Investors to Stay with Stocks, Latest Vanguard Report Finds

Nearly 90 percent of those surveyed believe it is important to invest in equities in the years leading up to retirement, the latest Vanguard research shows.

A new Vanguard study finds that most American investors continue to view equities as a critical component of long-term investment plans, although they remain wary of risk and possess more modest expectations for future returns, the fund group said today.

The Vanguard study, The Aftermath: Investor Attitudes in the Wake of the 2008-2009 Market Decline, examines the link between the economic crisis of 2008-2009 and the investment decisions made by American households. The study is based on a nationwide survey conducted in late May and early June 2009.

"Despite the public debate on the risks involved in equity investing through 401(k) retirement plans and target-date funds, the survey shows that most investors acknowledge the importance of equities in these types of vehicles," says Stephen Utkus, head of Vanguard Center for Retirement Research and one of the authors of the study.

Some 3,012 American investors, ages 21 to 79, in households with $5,000 or more in savings and investments were part of the study. The key findings are:

  • Many investors believe households should hold some stock market exposure right before and during retirement. Nearly 90% of respondents believe it is important to invest in equities in the years leading up to retirement. Seven in 10 respondents believed that some ongoing equity holdings are necessary during retirement.
  • The majority of investors held steady with their stock holdings. Whether due to inertia or a belief that their portfolios were suitably constructed, six in 10 households made no changes during the market decline. Somewhat surprisingly, while 21% of stock market investors reduced equity holdings and 5% sold all equities during that period, a fairly sizeable group of 17% increased stock exposure. Even among those selling all equities, most respondents plan to resume investing in the stock market.


Analysis of the survey results shows the decision to sell or reduce equity holdings was less related to concerns about heightened market risk than it was to several factors: first- or second-hand experience of a job loss or foreclosure during the crisis, whether the investment was in a taxable account, and the time to a planned retirement.

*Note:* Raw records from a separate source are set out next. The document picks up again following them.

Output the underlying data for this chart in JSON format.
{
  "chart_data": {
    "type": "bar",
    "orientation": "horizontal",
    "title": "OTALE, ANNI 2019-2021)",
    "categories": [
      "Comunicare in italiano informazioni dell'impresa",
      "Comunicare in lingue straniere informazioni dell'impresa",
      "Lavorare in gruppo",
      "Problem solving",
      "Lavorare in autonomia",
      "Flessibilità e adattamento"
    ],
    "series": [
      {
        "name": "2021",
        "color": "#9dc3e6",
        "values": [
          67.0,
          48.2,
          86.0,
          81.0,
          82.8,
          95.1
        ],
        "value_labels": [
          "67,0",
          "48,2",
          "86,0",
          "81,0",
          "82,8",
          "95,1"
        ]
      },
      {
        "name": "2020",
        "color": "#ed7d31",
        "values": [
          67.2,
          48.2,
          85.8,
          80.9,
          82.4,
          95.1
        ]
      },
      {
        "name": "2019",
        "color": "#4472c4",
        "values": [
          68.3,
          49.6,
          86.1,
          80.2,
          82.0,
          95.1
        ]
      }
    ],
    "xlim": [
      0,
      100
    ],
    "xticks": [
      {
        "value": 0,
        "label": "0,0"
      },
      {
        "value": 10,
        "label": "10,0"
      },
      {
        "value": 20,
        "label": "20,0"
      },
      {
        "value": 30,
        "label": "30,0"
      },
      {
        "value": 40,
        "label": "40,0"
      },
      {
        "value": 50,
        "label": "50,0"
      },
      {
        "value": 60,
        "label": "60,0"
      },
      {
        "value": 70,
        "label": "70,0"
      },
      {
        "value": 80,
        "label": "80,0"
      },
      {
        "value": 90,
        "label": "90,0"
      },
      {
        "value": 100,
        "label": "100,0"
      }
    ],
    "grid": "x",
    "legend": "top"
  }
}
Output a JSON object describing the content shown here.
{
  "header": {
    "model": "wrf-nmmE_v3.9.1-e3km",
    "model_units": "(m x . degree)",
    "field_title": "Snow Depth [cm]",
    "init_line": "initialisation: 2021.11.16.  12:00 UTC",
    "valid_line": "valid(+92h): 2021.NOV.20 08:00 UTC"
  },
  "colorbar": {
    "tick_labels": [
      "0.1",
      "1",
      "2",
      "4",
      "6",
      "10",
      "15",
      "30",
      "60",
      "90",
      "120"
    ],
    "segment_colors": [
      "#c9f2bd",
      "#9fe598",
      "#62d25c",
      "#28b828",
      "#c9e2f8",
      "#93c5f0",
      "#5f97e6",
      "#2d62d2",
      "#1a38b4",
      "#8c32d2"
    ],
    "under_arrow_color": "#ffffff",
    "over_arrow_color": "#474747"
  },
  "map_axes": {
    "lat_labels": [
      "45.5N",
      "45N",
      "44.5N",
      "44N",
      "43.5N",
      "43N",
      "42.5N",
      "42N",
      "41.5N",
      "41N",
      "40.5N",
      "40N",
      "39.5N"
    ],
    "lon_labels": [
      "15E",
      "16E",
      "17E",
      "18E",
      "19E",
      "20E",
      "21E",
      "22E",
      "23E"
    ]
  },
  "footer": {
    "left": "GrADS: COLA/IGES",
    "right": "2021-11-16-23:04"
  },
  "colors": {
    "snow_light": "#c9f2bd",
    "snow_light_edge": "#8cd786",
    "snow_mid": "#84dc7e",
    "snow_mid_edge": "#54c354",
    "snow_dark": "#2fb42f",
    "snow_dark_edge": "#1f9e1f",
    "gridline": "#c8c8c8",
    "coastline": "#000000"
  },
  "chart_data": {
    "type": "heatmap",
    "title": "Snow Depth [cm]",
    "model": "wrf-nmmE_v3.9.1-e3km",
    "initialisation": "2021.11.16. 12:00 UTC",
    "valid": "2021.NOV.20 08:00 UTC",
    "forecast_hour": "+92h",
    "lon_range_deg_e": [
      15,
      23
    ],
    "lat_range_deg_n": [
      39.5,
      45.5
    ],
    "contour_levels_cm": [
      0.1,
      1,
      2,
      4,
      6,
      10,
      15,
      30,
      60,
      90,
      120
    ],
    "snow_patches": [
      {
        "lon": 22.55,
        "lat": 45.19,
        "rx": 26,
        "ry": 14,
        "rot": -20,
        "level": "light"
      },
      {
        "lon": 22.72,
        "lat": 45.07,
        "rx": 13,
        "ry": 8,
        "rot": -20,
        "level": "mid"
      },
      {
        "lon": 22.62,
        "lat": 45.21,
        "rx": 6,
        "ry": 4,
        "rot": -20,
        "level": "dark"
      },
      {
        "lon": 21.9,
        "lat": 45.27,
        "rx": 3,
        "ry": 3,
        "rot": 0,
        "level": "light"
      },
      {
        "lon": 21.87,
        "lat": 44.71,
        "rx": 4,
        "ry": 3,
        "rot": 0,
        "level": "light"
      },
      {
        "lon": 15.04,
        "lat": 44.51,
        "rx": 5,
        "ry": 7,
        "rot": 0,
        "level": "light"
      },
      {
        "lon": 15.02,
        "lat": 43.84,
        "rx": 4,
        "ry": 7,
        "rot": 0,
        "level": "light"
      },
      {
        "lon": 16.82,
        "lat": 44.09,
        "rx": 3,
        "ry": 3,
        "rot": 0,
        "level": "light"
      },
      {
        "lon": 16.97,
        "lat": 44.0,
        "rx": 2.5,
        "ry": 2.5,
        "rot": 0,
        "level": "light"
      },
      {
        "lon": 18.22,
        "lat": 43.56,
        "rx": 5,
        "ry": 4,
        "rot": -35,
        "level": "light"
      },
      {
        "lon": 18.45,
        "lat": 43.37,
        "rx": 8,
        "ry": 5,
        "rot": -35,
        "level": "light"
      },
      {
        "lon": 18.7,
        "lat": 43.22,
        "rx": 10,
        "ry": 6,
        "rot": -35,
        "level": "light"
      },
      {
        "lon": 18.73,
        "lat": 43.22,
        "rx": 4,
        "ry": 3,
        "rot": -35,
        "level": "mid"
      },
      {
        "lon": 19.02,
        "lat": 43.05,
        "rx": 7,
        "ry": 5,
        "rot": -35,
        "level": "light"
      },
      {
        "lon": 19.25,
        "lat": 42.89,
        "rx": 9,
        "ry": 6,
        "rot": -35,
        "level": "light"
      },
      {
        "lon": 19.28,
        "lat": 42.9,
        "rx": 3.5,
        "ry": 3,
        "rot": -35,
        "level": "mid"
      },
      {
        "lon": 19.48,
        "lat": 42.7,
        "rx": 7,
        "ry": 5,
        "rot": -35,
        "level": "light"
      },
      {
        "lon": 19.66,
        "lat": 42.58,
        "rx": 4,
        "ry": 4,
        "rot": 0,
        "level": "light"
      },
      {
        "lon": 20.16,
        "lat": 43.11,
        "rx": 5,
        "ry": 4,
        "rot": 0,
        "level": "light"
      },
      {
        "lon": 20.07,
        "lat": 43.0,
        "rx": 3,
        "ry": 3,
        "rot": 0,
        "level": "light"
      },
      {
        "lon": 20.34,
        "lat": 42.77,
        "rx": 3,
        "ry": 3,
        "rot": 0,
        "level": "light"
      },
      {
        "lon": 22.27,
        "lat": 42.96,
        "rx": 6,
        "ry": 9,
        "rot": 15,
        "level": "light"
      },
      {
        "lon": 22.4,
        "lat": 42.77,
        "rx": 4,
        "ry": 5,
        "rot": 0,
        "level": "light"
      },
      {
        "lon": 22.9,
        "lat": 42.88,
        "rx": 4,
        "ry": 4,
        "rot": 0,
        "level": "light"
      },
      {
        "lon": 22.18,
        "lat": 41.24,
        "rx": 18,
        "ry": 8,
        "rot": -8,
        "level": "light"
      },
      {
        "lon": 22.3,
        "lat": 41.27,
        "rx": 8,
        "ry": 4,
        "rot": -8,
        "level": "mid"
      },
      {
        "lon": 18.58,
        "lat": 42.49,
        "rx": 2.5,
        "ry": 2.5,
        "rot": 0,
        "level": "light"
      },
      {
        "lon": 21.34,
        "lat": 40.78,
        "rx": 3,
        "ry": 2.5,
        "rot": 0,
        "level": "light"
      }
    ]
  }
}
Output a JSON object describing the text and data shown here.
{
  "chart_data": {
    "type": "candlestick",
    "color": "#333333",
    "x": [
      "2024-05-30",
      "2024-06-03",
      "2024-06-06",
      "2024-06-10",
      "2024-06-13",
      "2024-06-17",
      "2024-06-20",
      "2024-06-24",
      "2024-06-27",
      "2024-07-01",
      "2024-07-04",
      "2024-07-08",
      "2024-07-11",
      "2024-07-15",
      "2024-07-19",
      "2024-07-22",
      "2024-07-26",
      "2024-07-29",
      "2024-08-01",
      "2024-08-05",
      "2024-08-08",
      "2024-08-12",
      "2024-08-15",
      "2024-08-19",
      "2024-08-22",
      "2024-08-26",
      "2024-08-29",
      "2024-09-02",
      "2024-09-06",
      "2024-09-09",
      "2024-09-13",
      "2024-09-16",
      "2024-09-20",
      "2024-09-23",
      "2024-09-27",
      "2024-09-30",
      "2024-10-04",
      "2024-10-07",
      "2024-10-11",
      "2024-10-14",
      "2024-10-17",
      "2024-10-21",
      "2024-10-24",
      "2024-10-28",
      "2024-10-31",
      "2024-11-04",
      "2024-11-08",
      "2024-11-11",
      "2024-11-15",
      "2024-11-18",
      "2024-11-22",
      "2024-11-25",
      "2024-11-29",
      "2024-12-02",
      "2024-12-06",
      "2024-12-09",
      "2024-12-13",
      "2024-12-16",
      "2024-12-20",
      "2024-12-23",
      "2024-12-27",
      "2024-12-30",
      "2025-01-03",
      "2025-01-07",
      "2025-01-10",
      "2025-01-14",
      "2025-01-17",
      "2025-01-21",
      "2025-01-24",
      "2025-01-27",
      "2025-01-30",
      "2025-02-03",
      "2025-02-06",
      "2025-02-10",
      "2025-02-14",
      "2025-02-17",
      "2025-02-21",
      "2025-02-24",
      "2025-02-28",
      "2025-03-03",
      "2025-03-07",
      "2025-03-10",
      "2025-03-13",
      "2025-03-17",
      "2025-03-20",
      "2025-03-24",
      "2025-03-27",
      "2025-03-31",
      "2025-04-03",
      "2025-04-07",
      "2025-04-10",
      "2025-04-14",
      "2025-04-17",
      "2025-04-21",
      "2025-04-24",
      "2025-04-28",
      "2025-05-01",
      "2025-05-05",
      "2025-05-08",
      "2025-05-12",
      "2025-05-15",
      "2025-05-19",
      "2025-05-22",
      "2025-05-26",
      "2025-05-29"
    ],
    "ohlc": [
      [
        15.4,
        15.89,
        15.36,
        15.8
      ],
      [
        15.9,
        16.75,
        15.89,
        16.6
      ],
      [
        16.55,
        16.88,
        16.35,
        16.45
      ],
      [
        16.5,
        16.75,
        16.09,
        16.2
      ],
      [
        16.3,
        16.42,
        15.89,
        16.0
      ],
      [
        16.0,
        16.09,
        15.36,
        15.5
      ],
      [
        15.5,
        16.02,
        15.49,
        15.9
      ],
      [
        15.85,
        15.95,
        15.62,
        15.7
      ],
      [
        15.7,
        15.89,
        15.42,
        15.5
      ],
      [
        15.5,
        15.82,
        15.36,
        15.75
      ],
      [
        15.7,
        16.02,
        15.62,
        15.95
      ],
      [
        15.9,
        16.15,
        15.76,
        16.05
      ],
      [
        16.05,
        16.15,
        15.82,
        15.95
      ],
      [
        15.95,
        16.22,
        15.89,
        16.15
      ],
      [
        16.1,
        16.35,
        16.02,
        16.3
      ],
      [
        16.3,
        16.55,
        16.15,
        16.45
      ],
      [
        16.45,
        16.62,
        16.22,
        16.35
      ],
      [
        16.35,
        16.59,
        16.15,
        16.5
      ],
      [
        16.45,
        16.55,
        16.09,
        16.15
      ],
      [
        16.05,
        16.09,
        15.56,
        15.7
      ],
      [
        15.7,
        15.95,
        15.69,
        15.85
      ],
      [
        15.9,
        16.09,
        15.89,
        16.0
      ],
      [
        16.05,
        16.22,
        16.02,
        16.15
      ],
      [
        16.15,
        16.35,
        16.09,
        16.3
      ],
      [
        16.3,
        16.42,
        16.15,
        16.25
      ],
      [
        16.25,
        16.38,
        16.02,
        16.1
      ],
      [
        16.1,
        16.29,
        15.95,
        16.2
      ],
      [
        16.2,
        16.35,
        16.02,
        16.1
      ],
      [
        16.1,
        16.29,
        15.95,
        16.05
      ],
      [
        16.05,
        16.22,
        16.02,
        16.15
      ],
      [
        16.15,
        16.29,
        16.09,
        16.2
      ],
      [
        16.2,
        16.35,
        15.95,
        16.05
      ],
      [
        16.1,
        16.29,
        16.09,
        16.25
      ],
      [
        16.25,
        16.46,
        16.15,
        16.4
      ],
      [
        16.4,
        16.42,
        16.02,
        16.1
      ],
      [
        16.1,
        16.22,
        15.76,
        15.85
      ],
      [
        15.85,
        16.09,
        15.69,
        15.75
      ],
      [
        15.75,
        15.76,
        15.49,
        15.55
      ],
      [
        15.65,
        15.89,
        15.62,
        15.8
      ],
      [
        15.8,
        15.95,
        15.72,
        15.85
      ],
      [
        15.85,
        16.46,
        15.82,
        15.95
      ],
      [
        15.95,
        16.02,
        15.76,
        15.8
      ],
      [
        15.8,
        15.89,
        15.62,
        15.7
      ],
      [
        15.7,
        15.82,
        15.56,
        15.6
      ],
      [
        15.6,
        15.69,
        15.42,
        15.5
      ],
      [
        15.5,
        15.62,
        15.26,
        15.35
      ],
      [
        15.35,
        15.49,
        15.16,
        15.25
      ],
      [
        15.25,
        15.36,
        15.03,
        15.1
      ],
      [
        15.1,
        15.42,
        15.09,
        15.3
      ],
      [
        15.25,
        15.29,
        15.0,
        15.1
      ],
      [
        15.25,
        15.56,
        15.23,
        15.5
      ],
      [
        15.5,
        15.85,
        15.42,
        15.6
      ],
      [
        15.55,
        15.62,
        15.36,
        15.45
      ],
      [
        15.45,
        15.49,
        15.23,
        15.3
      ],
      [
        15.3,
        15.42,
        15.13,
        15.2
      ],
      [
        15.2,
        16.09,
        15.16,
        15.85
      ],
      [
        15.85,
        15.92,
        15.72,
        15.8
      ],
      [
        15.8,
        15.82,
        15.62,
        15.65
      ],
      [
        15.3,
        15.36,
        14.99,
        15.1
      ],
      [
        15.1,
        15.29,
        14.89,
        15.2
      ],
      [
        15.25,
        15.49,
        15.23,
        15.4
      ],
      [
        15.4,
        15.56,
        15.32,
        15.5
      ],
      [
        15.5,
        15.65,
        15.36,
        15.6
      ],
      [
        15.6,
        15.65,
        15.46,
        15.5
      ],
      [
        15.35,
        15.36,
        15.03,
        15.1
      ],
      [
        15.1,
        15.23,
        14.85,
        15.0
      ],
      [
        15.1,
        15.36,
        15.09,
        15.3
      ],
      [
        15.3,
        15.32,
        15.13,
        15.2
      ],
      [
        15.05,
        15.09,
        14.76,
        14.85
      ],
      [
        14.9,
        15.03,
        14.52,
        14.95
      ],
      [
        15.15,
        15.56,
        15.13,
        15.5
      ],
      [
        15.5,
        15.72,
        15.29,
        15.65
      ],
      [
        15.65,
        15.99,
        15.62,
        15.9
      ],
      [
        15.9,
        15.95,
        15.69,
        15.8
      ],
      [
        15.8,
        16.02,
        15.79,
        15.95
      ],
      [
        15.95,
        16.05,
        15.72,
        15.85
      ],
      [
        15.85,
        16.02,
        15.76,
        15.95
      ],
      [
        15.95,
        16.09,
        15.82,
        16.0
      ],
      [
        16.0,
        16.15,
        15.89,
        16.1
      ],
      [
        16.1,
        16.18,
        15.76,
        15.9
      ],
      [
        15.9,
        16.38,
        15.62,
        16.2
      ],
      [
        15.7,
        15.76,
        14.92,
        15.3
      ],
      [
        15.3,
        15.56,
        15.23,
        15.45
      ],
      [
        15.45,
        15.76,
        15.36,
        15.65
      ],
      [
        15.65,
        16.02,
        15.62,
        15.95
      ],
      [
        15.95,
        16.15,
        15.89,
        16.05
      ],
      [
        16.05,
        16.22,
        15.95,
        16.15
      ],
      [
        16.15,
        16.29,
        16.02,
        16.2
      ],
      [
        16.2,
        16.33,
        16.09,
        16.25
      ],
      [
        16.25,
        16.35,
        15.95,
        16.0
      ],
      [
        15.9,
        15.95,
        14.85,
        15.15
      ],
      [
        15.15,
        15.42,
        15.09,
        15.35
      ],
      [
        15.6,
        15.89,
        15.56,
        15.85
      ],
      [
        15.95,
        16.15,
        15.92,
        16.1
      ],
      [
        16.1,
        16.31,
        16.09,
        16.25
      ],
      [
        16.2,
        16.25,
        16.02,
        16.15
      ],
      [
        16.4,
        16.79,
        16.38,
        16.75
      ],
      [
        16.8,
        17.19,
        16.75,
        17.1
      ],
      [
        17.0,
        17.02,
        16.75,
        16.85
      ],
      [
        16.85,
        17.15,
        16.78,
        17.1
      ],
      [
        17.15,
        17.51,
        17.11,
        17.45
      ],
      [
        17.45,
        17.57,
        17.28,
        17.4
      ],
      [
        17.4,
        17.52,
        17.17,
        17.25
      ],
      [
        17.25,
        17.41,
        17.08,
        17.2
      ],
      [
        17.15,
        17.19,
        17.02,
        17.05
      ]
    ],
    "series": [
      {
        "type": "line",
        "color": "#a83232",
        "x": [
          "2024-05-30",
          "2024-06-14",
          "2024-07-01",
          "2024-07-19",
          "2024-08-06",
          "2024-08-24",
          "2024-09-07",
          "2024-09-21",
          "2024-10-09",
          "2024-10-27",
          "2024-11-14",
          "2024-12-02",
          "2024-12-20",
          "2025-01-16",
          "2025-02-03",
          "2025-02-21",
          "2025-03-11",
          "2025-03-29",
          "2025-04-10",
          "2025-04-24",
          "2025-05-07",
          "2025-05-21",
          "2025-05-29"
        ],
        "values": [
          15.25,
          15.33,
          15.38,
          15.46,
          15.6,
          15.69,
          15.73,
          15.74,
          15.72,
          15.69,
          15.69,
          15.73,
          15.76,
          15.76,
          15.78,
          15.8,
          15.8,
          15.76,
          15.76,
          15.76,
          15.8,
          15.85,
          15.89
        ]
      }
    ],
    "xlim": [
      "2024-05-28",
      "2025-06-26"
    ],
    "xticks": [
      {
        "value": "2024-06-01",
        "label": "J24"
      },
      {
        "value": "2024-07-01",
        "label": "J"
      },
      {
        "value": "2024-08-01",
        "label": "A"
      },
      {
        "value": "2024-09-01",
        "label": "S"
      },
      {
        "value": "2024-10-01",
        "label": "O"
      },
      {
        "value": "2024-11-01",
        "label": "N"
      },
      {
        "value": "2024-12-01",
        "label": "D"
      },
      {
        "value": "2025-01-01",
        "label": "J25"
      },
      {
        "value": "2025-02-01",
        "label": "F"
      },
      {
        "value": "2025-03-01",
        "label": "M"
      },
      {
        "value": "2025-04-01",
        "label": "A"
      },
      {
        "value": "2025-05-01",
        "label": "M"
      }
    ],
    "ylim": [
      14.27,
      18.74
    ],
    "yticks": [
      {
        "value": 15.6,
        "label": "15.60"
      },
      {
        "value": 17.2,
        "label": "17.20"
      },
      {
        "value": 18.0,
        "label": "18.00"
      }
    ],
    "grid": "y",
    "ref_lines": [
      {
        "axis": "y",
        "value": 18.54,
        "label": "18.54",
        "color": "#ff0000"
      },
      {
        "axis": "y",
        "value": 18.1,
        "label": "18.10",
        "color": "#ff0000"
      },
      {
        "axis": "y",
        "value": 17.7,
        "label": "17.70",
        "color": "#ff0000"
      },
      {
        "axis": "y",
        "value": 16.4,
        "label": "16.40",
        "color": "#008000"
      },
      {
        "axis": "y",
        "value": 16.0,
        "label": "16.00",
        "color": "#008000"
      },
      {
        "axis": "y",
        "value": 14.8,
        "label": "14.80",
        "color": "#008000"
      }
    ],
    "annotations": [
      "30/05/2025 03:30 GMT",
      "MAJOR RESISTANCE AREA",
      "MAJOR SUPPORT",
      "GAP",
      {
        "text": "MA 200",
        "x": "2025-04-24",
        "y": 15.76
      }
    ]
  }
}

"The confluence of important economic factors with the market decline quite logically led to a greater sense of insecurity among some individuals," explains John Ameriks, co-author of the study and head of Vanguard Investment Counseling and Research. "But broadly speaking, the study results suggest that investors continue to believe equities are an important part of their portfolios despite the worst financial crisis in several generations."

  • Many investors understand stock market risk and believe it's still worth taking. Nearly three-quarters of respondents (73%) said they knew that significant market declines could occur. In response to a separate question, only 28% said they were completely surprised by the downturn. But while such declines may have been within their expectations, there were conflicting views of the future benefits of stock market investing. About half agreed that the stock market is a more dangerous place to invest than in the past, while half believed that the risks of stocks are worth taking.
  • Respondents believe future equity returns will be well below historic norms. Investors anticipated a median return of 7.5% on stock market investments, well below the 10% to 12% long-term average returns seen historically for the stock market.
  • Retirement may not be permanently impaired by market losses. Only 13% of respondents strongly agreed with the view that their retirement had been permanently impaired by the market decline. Those within 10 years of retirement and concerned about foreclosure and job loss were more worried about delaying retirement. In separate questions on how they would cope with the shortfall, 74% said they would reduce spending, 48% pointed to increasing savings, and 45% said it may be necessary to work longer.